Implementation procedure

  1. Enumerate firmware, bootloader, radio, secure-element, configuration, and data dependencies.
  2. Define compatible source and target versions, including skipped-version upgrades.
  3. Verify signed metadata, hashes, hardware identity, and available power and storage before writing.
  4. Write inactive content with interruption-safe progress tracking.
  5. Verify the stored artifact before changing boot intent.
  6. Boot with a limited trial counter and collect staged health evidence.
  7. Commit only after acceptance; otherwise return to an authorized recovery image.
  8. Report terminal outcome and reason after connectivity returns.
  9. Test forward repair for states that cannot be safely rolled back.

Failure modes

A device can oscillate between two bad images if trial counters are not durable. An A/B layout can still brick when the shared bootloader or partition table changes. A rollback may boot but corrupt data created by the new version. Devices without reliable clocks can reject valid metadata if time is the only freshness control. Battery loss during flash writes can expose controller-specific behavior absent from desktop tests. A platform may repeatedly offer the failed artifact unless campaign state records the terminal result.

Implementation checklist

  • Recovery trust and anti-rollback policy are explicit.
  • Boot intent and trial counters survive power interruption.
  • Artifact and hardware compatibility are checked before installation.
  • Application acceptance covers critical peripherals and outcomes.
  • Data migrations are backward-compatible, journaled, or forward-repairable.
  • Failed artifacts are not automatically offered again.
  • Recovery works without normal application availability.
  • Power-loss and repeated-failure tests run on every hardware family.

Evidence to retain

Keep artifact and metadata hashes, compatibility matrices, partition layouts, migration tests, power-interruption results, trial-boot logs, and recovery timing. Exercise rollback from early, middle, and completed migration states. A successful clean rollback is not enough; failures occur at boundaries where only part of the system advanced.

Recovery test matrix

Exercise interruption before download, during erase, during every write region, after verification, after boot-intent change, during first boot, and during data migration. Repeat with low battery, full storage, damaged inactive image, missing network, expired metadata, and a failed health signal. Confirm that every path ends in a known bootable state or an explicitly supported service procedure.
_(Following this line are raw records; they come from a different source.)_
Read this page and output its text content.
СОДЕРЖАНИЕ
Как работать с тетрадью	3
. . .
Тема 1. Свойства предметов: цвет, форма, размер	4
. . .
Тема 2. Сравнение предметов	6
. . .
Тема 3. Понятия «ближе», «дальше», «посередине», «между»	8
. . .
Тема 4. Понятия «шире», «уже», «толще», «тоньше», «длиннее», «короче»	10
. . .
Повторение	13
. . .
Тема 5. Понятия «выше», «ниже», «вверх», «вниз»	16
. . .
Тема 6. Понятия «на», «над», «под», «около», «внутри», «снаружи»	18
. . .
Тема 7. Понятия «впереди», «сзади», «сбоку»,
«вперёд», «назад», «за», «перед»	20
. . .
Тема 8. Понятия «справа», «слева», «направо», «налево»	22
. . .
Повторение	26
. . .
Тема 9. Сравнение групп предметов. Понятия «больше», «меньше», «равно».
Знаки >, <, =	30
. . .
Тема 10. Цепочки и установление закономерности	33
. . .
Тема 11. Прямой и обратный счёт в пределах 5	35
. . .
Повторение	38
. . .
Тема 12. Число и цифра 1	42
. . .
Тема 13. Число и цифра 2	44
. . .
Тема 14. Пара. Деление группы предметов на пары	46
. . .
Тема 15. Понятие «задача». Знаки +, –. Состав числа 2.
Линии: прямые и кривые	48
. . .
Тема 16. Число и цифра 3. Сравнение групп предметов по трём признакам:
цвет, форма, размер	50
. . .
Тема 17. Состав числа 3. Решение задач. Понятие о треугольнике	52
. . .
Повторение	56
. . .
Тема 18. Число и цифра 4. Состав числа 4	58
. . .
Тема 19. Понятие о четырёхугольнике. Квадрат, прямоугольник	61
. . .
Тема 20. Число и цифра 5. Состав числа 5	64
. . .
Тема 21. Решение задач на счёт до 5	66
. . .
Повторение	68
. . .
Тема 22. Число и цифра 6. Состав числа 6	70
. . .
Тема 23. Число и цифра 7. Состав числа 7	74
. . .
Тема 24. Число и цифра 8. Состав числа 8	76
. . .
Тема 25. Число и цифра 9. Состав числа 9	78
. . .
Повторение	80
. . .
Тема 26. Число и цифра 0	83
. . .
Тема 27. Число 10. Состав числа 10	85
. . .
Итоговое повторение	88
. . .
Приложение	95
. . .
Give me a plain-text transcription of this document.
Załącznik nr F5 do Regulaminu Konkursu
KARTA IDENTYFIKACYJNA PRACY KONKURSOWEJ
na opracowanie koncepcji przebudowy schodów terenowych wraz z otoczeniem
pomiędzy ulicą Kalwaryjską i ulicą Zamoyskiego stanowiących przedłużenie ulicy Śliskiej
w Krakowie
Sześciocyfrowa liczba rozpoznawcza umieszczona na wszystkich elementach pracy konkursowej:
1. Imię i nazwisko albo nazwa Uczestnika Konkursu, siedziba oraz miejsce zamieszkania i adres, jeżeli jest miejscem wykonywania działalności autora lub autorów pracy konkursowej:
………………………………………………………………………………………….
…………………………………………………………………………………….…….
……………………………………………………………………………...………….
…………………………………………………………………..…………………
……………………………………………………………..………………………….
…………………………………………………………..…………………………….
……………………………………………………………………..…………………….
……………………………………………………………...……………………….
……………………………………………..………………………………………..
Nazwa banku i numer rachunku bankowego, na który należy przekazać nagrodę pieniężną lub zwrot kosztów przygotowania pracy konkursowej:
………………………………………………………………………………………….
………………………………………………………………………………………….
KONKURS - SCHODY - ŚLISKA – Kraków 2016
Include skipped-version upgrades and downgrade attempts outside the allowed window. Verify that manufacturing recovery cannot be invoked by an untrusted remote actor. Measure flash wear and retained diagnostic space on real hardware. Finally, have someone other than the implementation author recover devices from preserved runbooks and artifacts. A recovery design that depends on unstated laboratory knowledge is not a production recovery capability.
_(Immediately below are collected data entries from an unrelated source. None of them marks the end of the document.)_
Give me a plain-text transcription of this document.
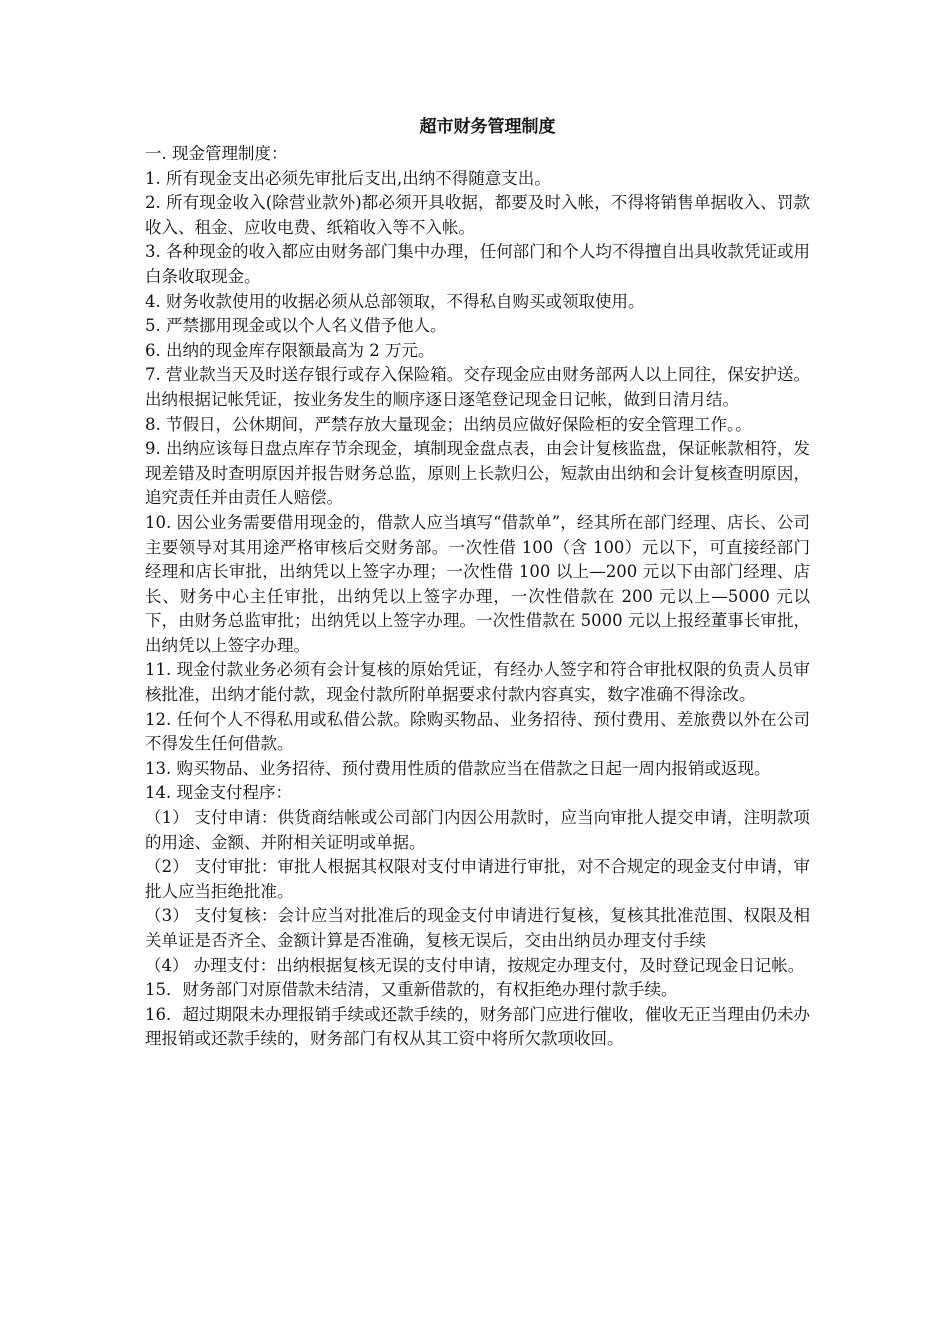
超市财务管理制度

一. 现金管理制度：

1. 所有现金支出必须先审批后支出,出纳不得随意支出。

2. 所有现金收入(除营业款外)都必须开具收据，都要及时入帐，不得将销售单据收入、罚款收入、租金、应收电费、纸箱收入等不入帐。

3. 各种现金的收入都应由财务部门集中办理，任何部门和个人均不得擅自出具收款凭证或用白条收取现金。

4. 财务收款使用的收据必须从总部领取，不得私自购买或领取使用。

5. 严禁挪用现金或以个人名义借予他人。

6. 出纳的现金库存限额最高为 2 万元。

7. 营业款当天及时送存银行或存入保险箱。交存现金应由财务部两人以上同往，保安护送。出纳根据记帐凭证，按业务发生的顺序逐日逐笔登记现金日记帐，做到日清月结。

8. 节假日，公休期间，严禁存放大量现金；出纳员应做好保险柜的安全管理工作。。

9. 出纳应该每日盘点库存节余现金，填制现金盘点表，由会计复核监盘，保证帐款相符，发现差错及时查明原因并报告财务总监，原则上长款归公，短款由出纳和会计复核查明原因，追究责任并由责任人赔偿。

10. 因公业务需要借用现金的，借款人应当填写“借款单”，经其所在部门经理、店长、公司主要领导对其用途严格审核后交财务部。一次性借 100（含 100）元以下，可直接经部门经理和店长审批，出纳凭以上签字办理；一次性借 100 以上—200 元以下由部门经理、店长、财务中心主任审批，出纳凭以上签字办理，一次性借款在 200 元以上—5000 元以下，由财务总监审批；出纳凭以上签字办理。一次性借款在 5000 元以上报经董事长审批，出纳凭以上签字办理。

11. 现金付款业务必须有会计复核的原始凭证，有经办人签字和符合审批权限的负责人员审核批准，出纳才能付款，现金付款所附单据要求付款内容真实，数字准确不得涂改。

12. 任何个人不得私用或私借公款。除购买物品、业务招待、预付费用、差旅费以外在公司不得发生任何借款。

13. 购买物品、业务招待、预付费用性质的借款应当在借款之日起一周内报销或返现。

14. 现金支付程序：

（1） 支付申请：供货商结帐或公司部门内因公用款时，应当向审批人提交申请，注明款项的用途、金额、并附相关证明或单据。

（2） 支付审批：审批人根据其权限对支付申请进行审批，对不合规定的现金支付申请，审批人应当拒绝批准。

（3） 支付复核：会计应当对批准后的现金支付申请进行复核，复核其批准范围、权限及相关单证是否齐全、金额计算是否准确，复核无误后，交由出纳员办理支付手续

（4） 办理支付：出纳根据复核无误的支付申请，按规定办理支付，及时登记现金日记帐。

15．财务部门对原借款未结清，又重新借款的，有权拒绝办理付款手续。

16．超过期限未办理报销手续或还款手续的，财务部门应进行催收，催收无正当理由仍未办理报销或还款手续的，财务部门有权从其工资中将所欠款项收回。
Define the field-service boundary before release. If automated recovery exhausts its attempts, the device must enter a diagnosable, bounded state with authenticated service instructions. Avoid endless reboot loops that destroy logs, consume batteries, or repeatedly affect the attached process.

Primary sources

The Uptane Standard is the primary reference for secure software-update metadata and compromise resilience. NIST SP 800-193 defines platform firmware resiliency principles. Hardware boot, flash, and secure-element behavior must be verified in the relevant manufacturers’ official documentation.